Mobilidade

Greve no Metro de Lisboa e nos comboios urbanos da CP esta sexta-feira

Metro de Lisboa só deverá abrir às 9h30, e comboios da zona urbana de Lisboa vão estar parados entre as 17h e as 21h
Metro de Lisboa e comboios da CP na zona urbana de Lisboa em greve (Foto: David Gubler)
Metro de Lisboa e comboios da CP na zona urbana de Lisboa em greve (Foto: David Gubler)

Esta sexta-feira, dia 27 de maio, os transportes públicos em Lisboa vão estar com condicionamentos. Os funcionários do Metropolitano de Lisboa voltam a realizar uma greve parcial entre as 5h e as 9h, e os comboios na zona urbana de Lisboa vão também estar paralisados da parte da tarde, entre as 17h e as 21h.

Metropolitano de Lisboa

Depois de terem cumprido greve parcial no passado dia 18 de maio, os trabalhadores do Metro de Lisboa voltam a paralisar entre as 5h e as 9h contra a falta de condições de trabalho na área operacional.

Como tem acontecido, a empresa de transportes lisboeta referiu, em comunicado, que o serviço deverá ter início a partir das 9h30.

Metro de Lisboa em greve (Foto: AP/ F. Seco)

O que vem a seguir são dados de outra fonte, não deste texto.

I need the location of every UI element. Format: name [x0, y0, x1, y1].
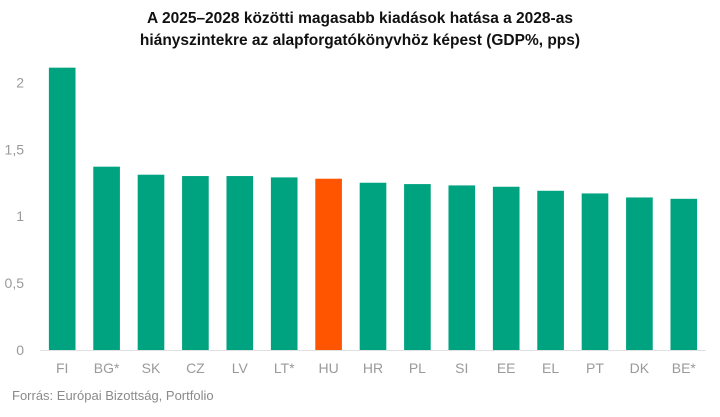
x-tick-label: LT* [274, 360, 295, 376]
x-tick-label: SK [142, 360, 161, 376]
y-tick-label: 0,5 [5, 275, 25, 291]
chart-title-line-2: hiányszintekre az alapforgatókönyvhöz ké… [139, 32, 581, 49]
x-tick-label: PL [409, 360, 426, 376]
bar-cz [182, 176, 209, 350]
bar-si [448, 185, 476, 350]
x-tick-label: DK [630, 360, 650, 376]
bar-fi [48, 67, 76, 350]
x-tick-label: EL [542, 360, 559, 376]
bar-pl [404, 184, 431, 350]
y-tick-label: 2 [16, 74, 24, 90]
y-tick-label: 1 [16, 208, 24, 224]
x-tick-label: CZ [186, 360, 205, 376]
x-tick-label: LV [232, 360, 249, 376]
x-tick-label: HU [318, 360, 338, 376]
bar-be-star [670, 198, 698, 350]
bar-pt [581, 193, 609, 350]
y-tick-label: 1,5 [5, 141, 25, 157]
y-tick-label: 0 [16, 342, 24, 358]
x-tick-label: FI [56, 360, 68, 376]
bar-lt-star [270, 177, 298, 350]
x-tick-label: BG* [94, 360, 120, 376]
bar-hr [359, 182, 387, 350]
bar-el [537, 190, 564, 350]
x-tick-label: SI [455, 360, 468, 376]
x-axis: FI BG* SK CZ LV LT* HU HR PL SI EE EL PT DK BE* [40, 350, 706, 376]
bar-ee [492, 186, 520, 350]
bar-bg-star [93, 166, 120, 350]
bar-sk [137, 174, 165, 350]
bar-hu [315, 178, 342, 350]
chart-title-line-1: A 2025–2028 közötti magasabb kiadások ha… [147, 10, 573, 27]
bar-series [48, 67, 698, 350]
x-tick-label: PT [586, 360, 604, 376]
bar-lv [226, 176, 254, 350]
x-tick-label: HR [363, 360, 383, 376]
x-tick-label: EE [497, 360, 516, 376]
bar-dk [626, 197, 653, 350]
chart-title: A 2025–2028 közötti magasabb kiadások ha… [0, 8, 720, 52]
x-tick-label: BE* [672, 360, 697, 376]
source-note: Forrás: Európai Bizottság, Portfolio [12, 388, 214, 403]
y-axis: 0 0,5 1 1,5 2 [5, 74, 25, 358]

Esta é a 10.ª paralisação este ano dos trabalhadores do Metro de Lisboa, que já cumpriram greves em março, abril e maio. Em causa, tem estado sempre a falta de condições de trabalho, assim como a “falta de efetivos e o clima [instalado na empresa] por parte da direção relativamente aos trabalhadores”, explicou, à Lusa, Anabela Carvalheira, da Federação dos Sindicatos de Transportes e Comunicações (Fectrans) aquando da paralisação de 18 de maio.

Comboios na zona urbana de Lisboa

Os trabalhadores da CP vão também realizar uma greve parcial esta sexta-feira que irá afetar os comboios na zona urbana de Lisboa.

O período de greve em Lisboa ocorrerá entre as 17h e as 21h de dia 27 de maio, sendo que a CP, em comunicado, alertou que o impacto deverá começar a sentir-se a partir das 15h, prolongando-se até às 24h.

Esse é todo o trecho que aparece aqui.